The only information which the survivors could glean of the fate of Brewster's party was obtained from the young Indian boy. It would seem that the blood-thirsty villains after the fearful tragedy already recounted had been enacted, must have proceeded at once to Brewster's camp, which was situated about 2 miles up the river, and found the four men astir. The Indians suddenly fired upon Clark, Gaudet, and Baptiste. Clark and Baptiste fell, but Gaudet was only wounded and immediately received a second shot; the boy saw them kill these three men. Brewster had gone on to mark the trail out, and the Indians left in search of him; the painful inference therefore is that the poor fellow met with the same fate as his companions. The Indian boy was not touched, but got a hint to leave, and ran off at once. On passing the camp where the other men were killed he saw the dead bodies lying there stripped and the camp robbed. He did not observe that the bodies had been mutilated after death.

Murder of Tim Smith.

Nothing was known of the mode in which poor Tim Smith, the ferryman, was made away with. In the tree, at the root of which he made his fire, they found a bullet embedded, and underneath a pool of blood, which led to the presumption that he was shot through the head while standing by the fire. They also saw marks indicating that something had been dragged down to the river, but they discovered no body.

The following are the names of the men who the survivors have every reason to believe were killed: William Brewster, foreman, a Canadian; Charles Buttle, cook (formerly a sapper on the Boundary Commission); Robert Pollock, a Scotchman; George Smith, ditto; James Campbell, ditto; Alexander Millan, ditto; Joseph Fielding, an Englishman; James Openshaw, ditto; Timothy Smith, ditto (formerly a sapper); John Newman, a Norwegian; John Clark, a Canadian; Baptiste Desmarest, French Canadian; James Gaudet, ditto; John Hoffmeyer, or Hoffmann, Bavarian.

(Clark is believed to have been married in Canada.)

Mr.

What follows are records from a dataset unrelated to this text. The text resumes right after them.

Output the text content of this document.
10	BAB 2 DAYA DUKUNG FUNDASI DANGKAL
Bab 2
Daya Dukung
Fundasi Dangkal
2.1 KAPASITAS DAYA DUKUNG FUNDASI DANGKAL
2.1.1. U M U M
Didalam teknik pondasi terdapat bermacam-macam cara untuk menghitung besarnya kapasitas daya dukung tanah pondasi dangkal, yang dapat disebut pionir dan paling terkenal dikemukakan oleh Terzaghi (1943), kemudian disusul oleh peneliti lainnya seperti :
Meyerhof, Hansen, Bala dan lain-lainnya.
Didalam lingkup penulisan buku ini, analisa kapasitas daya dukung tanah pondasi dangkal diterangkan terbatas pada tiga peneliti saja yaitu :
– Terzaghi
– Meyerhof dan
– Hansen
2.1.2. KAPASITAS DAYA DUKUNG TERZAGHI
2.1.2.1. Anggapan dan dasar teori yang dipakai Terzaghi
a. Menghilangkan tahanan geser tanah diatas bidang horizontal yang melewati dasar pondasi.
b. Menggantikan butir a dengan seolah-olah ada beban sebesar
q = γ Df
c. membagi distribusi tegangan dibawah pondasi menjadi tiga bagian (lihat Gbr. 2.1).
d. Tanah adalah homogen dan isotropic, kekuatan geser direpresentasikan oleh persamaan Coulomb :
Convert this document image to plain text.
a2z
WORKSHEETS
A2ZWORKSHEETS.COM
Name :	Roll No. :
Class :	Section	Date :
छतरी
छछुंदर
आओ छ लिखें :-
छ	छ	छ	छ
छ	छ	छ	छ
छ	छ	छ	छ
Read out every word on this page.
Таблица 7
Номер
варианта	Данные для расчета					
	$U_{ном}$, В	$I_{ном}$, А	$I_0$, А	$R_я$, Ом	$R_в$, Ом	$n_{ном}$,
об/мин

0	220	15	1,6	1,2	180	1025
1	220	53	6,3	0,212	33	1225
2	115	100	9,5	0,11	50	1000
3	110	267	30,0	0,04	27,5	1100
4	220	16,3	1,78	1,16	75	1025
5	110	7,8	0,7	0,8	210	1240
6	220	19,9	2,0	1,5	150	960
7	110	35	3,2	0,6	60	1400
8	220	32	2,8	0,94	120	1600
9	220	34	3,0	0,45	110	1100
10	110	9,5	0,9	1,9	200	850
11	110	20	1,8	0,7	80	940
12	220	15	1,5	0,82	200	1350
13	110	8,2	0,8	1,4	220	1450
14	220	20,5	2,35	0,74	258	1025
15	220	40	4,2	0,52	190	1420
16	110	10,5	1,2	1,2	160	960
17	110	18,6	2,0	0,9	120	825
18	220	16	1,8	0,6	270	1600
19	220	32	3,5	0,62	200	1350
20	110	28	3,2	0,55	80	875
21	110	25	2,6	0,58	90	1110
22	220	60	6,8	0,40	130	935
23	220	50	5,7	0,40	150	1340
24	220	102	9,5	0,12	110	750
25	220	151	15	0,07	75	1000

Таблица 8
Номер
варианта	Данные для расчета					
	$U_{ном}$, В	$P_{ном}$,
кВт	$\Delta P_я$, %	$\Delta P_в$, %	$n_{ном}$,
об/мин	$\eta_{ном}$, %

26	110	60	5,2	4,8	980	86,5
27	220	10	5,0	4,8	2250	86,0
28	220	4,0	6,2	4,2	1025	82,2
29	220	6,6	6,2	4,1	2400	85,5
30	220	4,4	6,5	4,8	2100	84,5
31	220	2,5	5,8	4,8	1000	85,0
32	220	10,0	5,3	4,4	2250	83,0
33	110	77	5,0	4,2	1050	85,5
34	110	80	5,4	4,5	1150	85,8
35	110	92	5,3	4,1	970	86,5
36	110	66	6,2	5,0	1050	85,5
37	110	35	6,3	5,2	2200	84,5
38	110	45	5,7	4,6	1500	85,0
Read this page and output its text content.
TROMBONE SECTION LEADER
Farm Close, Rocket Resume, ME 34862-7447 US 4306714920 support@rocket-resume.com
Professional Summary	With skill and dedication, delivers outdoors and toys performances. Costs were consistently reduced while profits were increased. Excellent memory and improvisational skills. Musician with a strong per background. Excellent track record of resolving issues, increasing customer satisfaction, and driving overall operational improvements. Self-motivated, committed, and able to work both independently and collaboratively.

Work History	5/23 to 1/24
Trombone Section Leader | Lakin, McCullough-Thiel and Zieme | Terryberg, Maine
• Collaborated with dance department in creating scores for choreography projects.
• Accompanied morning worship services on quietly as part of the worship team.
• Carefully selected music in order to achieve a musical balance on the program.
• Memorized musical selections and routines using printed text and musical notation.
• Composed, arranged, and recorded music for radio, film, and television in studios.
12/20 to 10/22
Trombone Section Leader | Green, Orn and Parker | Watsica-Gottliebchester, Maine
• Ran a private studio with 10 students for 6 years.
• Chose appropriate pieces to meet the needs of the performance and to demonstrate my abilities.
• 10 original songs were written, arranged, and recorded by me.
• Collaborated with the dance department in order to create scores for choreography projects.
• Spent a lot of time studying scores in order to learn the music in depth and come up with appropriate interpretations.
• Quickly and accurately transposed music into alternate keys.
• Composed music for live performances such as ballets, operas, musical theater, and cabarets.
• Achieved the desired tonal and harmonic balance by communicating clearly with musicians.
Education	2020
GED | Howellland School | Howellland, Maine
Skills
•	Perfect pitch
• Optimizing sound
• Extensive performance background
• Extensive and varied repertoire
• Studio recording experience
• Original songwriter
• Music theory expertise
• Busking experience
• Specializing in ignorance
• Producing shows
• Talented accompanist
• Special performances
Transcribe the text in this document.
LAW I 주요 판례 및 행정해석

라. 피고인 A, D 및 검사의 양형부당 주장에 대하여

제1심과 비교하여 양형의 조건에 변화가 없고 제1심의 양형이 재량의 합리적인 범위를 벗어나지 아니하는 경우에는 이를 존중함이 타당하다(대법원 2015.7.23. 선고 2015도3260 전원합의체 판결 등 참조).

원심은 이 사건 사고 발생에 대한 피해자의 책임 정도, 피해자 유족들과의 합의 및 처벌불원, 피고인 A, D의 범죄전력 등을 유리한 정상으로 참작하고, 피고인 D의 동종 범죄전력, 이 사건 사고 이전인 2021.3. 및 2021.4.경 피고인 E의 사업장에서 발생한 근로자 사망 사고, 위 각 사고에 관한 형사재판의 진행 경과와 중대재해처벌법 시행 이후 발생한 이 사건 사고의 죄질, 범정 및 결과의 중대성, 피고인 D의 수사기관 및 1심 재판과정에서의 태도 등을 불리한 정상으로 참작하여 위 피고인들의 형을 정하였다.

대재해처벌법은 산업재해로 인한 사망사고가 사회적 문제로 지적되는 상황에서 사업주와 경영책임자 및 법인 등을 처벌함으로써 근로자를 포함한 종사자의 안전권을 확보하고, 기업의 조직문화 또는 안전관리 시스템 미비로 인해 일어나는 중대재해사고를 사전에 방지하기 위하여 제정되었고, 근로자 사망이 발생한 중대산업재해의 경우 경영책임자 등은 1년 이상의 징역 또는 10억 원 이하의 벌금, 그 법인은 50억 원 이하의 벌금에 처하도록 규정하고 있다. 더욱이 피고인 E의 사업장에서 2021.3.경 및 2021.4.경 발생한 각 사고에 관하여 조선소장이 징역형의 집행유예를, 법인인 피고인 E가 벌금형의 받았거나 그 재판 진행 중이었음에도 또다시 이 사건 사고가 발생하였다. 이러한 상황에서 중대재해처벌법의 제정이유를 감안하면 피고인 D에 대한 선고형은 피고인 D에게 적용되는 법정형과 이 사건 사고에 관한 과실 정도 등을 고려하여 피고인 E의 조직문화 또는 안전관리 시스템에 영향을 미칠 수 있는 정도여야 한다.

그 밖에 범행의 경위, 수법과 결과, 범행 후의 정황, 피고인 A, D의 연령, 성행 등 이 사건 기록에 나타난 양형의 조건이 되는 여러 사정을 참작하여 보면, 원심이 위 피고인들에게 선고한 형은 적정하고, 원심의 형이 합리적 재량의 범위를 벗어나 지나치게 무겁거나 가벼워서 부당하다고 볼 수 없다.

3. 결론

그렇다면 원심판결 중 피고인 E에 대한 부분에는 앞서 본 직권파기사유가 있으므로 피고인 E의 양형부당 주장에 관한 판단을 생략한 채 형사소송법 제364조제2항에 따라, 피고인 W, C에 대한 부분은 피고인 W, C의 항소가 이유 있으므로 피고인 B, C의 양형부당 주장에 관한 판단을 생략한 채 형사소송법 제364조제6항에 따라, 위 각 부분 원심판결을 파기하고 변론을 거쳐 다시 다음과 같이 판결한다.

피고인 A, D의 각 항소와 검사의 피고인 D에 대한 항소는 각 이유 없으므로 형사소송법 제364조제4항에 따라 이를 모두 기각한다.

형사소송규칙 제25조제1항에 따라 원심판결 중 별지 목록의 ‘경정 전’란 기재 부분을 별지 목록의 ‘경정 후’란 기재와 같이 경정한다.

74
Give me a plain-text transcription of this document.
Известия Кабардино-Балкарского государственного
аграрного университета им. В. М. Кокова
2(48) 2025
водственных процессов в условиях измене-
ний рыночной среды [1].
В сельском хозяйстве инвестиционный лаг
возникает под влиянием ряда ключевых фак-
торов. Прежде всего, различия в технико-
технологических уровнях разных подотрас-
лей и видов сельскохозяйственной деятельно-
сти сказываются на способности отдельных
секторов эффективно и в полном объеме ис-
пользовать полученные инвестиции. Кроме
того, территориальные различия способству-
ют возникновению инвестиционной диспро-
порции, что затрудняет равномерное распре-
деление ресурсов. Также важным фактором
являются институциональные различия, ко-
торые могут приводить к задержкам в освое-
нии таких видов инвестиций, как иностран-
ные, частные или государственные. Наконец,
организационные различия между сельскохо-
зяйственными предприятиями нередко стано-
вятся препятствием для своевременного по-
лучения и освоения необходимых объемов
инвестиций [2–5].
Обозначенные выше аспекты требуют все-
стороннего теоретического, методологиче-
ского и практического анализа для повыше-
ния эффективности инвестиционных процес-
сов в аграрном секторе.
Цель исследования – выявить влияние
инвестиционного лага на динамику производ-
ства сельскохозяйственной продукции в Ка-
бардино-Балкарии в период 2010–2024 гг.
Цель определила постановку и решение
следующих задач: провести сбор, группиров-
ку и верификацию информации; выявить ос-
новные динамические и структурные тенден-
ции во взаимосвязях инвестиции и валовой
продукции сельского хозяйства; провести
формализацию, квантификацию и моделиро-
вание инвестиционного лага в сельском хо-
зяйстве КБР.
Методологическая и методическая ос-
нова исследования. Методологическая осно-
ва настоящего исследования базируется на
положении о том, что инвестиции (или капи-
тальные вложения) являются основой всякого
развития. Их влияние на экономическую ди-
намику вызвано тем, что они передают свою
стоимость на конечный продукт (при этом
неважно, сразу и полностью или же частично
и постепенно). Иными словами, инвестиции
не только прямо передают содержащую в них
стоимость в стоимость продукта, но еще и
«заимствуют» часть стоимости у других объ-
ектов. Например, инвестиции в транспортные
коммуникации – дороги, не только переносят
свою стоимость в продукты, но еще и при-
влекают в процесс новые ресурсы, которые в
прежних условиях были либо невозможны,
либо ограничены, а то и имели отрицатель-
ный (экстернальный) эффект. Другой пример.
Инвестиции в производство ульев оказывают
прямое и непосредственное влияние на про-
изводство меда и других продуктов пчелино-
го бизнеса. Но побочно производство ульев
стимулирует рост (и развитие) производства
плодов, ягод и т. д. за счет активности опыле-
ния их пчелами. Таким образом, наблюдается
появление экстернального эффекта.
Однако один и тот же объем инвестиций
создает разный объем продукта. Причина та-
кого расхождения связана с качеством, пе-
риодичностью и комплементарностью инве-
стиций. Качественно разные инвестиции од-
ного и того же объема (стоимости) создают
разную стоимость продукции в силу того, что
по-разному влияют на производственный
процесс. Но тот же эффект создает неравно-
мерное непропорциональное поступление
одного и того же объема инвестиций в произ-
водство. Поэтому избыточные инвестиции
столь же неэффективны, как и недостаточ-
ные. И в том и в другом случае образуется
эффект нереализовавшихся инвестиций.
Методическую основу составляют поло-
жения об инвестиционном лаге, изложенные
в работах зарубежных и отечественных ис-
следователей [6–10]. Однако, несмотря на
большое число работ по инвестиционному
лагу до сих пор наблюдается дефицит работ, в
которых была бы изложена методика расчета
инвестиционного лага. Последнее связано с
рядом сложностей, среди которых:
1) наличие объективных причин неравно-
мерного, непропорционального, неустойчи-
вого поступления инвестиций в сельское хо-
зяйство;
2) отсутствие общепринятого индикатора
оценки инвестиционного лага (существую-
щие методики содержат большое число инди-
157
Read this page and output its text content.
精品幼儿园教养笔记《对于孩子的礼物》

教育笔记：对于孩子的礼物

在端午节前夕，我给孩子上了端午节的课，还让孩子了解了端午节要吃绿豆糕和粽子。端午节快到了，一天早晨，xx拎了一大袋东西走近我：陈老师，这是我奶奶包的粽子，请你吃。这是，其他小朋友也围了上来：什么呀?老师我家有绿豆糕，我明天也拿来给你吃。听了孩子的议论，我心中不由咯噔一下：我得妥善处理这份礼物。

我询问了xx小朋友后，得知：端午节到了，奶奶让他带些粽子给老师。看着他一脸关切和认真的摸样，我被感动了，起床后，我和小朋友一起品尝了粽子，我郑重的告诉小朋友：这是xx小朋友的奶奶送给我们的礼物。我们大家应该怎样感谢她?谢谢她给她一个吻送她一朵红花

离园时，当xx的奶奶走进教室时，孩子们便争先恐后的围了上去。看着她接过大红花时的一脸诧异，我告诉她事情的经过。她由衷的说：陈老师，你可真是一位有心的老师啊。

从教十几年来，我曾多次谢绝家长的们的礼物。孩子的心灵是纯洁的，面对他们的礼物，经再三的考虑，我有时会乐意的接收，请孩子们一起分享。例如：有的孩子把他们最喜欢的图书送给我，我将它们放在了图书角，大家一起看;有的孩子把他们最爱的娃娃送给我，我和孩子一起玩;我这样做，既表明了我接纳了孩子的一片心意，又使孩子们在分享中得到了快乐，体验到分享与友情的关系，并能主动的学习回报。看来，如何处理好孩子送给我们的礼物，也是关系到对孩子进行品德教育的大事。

Whymper, artist, and two men named Curtis and Blair, fortunately left the Inlet on the day preceding the attack, and reached Victoria on the 5th inst. At the town-site were the two packers, Alfred Sampson and Geo Cadman.

The three survivors are named Edward Mosley (unhurt), Peter A. Petersen, shot through the wrist and bruised about the body, Philip Buckley, three knife wounds.

We cannot conclude this painful narrative without expressing our sympathy with Mr. Waddington in the trouble which has thus overtaken him. This gentleman has toiled hard, and fought nobly and manfully against the insuperable obstacles which have presented themselves in carrying through the Bute Inlet project, and this unexpected blow must fall heavily upon him just as the horizon was bright with the dawn of success.